Friday, September 9, 2016

Anti-Christmas

The first day of school is like the Anti-Christmas in our house. Or the anti-Halloween. And for sure the anti-First-Day-of-Summer. With Christmas, there is excitement on Christmas Eve. What will we get? Christmas is awesome with gifts and food, and the day after is great because you still have cool gifts to play with and there are plenty of awesome leftovers to eat. It is a three day stretch of wonderfulness.

The start of school is the opposite. The days before are filled with dread, the actual day is okay but filled with angst and the days after is when the work kicks in. This is the opposite of wonderfulness. Sure there are friends and sports and clubs, but they don't outweigh the freedom of summer.

Instead of happy anticipation, both kids were on edge the day before, crabby and quick to bicker. Thankfully, a friend planned a pre-first night of school picnic, which the Boy happily attended without his parents. I was glad to have him out of the house with something other to do than sulk, and he was glad to be out with his friends.
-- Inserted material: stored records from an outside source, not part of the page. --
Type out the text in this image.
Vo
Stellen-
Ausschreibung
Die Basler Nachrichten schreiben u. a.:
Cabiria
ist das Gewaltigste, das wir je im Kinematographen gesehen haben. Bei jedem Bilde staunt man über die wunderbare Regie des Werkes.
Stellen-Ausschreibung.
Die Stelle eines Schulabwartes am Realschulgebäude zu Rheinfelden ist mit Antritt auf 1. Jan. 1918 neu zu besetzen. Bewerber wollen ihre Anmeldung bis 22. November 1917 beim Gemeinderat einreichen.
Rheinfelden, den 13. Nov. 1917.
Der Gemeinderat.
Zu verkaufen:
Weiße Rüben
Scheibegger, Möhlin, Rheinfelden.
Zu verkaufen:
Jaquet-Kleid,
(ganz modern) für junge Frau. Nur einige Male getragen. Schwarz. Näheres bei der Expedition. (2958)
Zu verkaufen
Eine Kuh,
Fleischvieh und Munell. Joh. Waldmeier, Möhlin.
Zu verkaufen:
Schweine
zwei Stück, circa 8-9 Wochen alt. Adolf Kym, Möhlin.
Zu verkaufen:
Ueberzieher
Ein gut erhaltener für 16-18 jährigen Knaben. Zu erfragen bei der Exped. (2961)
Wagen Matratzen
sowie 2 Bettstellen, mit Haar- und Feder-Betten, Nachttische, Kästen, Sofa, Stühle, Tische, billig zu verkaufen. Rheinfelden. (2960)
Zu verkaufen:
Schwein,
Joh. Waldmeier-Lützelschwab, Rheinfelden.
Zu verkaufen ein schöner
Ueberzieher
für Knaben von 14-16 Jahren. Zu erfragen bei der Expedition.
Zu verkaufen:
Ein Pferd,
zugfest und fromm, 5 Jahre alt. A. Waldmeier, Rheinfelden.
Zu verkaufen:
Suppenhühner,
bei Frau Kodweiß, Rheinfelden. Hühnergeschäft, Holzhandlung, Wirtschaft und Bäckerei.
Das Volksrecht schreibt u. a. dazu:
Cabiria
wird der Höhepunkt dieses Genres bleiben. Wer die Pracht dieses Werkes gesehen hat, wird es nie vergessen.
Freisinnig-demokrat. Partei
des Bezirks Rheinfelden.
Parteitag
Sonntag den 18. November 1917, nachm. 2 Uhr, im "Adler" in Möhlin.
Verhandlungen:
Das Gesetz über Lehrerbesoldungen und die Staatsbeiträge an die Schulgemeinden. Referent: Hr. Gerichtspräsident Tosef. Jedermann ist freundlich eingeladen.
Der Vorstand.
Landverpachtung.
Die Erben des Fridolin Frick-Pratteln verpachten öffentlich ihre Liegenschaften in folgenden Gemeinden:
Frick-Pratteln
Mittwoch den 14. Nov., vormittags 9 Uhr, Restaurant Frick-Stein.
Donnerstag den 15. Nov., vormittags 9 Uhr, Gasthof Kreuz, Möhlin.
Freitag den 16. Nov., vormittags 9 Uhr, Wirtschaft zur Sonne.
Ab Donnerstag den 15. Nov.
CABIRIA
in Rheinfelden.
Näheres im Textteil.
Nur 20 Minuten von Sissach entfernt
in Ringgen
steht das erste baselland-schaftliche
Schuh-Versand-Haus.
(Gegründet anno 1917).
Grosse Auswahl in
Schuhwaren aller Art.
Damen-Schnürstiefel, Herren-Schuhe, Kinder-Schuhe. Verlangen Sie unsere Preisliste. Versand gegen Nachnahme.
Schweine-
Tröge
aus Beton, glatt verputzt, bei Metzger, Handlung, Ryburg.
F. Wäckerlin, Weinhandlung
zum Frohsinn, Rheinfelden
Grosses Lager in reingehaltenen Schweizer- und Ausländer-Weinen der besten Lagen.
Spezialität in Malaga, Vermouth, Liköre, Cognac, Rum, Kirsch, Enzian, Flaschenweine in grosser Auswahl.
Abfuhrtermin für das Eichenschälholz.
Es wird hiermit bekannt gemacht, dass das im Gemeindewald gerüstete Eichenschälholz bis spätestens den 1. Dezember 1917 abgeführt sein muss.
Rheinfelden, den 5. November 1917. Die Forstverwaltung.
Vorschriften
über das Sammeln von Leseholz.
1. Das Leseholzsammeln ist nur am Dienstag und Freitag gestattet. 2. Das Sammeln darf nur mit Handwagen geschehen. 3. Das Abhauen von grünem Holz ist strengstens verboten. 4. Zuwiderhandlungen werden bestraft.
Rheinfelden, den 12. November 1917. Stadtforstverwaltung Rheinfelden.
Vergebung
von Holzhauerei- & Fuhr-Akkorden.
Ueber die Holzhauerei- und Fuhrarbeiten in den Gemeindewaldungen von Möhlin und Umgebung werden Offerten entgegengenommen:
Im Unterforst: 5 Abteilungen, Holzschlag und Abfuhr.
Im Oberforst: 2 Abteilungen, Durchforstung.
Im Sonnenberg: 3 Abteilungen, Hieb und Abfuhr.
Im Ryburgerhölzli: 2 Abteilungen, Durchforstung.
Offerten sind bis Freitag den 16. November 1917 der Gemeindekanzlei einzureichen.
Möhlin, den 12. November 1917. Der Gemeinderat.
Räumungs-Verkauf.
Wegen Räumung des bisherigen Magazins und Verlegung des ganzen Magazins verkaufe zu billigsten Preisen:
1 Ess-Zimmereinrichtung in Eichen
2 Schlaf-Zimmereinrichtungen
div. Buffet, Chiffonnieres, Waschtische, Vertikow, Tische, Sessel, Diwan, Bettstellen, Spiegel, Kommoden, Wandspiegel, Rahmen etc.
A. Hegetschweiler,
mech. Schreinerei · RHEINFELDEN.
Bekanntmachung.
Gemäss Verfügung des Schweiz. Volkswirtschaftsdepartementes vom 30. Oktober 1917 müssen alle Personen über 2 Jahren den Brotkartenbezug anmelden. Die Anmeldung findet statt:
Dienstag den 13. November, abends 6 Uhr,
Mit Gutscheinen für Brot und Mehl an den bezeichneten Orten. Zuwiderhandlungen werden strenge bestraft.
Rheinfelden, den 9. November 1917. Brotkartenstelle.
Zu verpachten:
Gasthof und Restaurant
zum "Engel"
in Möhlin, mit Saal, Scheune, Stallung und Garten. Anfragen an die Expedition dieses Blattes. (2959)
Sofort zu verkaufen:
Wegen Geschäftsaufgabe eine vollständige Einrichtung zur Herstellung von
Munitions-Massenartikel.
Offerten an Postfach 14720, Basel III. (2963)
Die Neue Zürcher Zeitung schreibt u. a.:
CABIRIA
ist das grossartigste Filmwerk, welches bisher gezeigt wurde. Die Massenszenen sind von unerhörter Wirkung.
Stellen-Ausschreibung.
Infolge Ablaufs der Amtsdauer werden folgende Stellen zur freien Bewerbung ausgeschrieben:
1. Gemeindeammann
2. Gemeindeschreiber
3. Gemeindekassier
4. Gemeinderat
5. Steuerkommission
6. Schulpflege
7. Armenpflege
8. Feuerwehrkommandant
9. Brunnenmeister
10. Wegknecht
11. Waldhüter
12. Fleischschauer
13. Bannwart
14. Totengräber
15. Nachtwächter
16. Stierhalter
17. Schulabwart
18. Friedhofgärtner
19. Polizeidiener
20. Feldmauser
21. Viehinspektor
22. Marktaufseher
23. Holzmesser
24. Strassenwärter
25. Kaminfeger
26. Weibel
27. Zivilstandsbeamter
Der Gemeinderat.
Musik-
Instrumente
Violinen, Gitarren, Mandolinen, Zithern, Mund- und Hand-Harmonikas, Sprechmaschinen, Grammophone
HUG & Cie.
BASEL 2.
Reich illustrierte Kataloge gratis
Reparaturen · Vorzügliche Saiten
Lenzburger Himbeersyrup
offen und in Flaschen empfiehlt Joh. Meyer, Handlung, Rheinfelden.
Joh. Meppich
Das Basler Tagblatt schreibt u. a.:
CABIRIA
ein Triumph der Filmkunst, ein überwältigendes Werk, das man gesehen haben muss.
The first day was "fine," but the Boy came home exhausted. Claire Adele has a bunch of activities so her transition back to school is easier. He has a tough schedule, including a brutal biology teacher from what I've heard. I've warned him that most kids flunk this woman's class for the first few tests, and he seems eager to give it a good try. Although today, he forgot his biology homework--a dead bug, a flower and a piece of onion samples to examine under a microscope--on his desk, beautifully packed but not in his backpack. I have a friend who says the homework isn't done until it is the backpack. How true. But I have been forgetful, too. I took the Light Rail downtown and I forgot to "tap out" my Orca card at my end stop. I have no idea what happens. The light rail probably thinks I am still on the train going to the airport. Oh well. I'll have to tell the Boy. Maybe he could relate. Claire Adele will tell him that grades in middle school don't matter, but I think he needs to get into the practice of getting his act together before high school. One of the seniors at my daughter's school wrote in the school newspaper that she wished she got good grades her freshman and sophomore year before the class work really got hard. By then, it was harder to pull her GPA up.

Tonight he is going out with friends and tomorrow he has a soccer game. Hopefully this will bring a happy end to the Anti-Christmas week.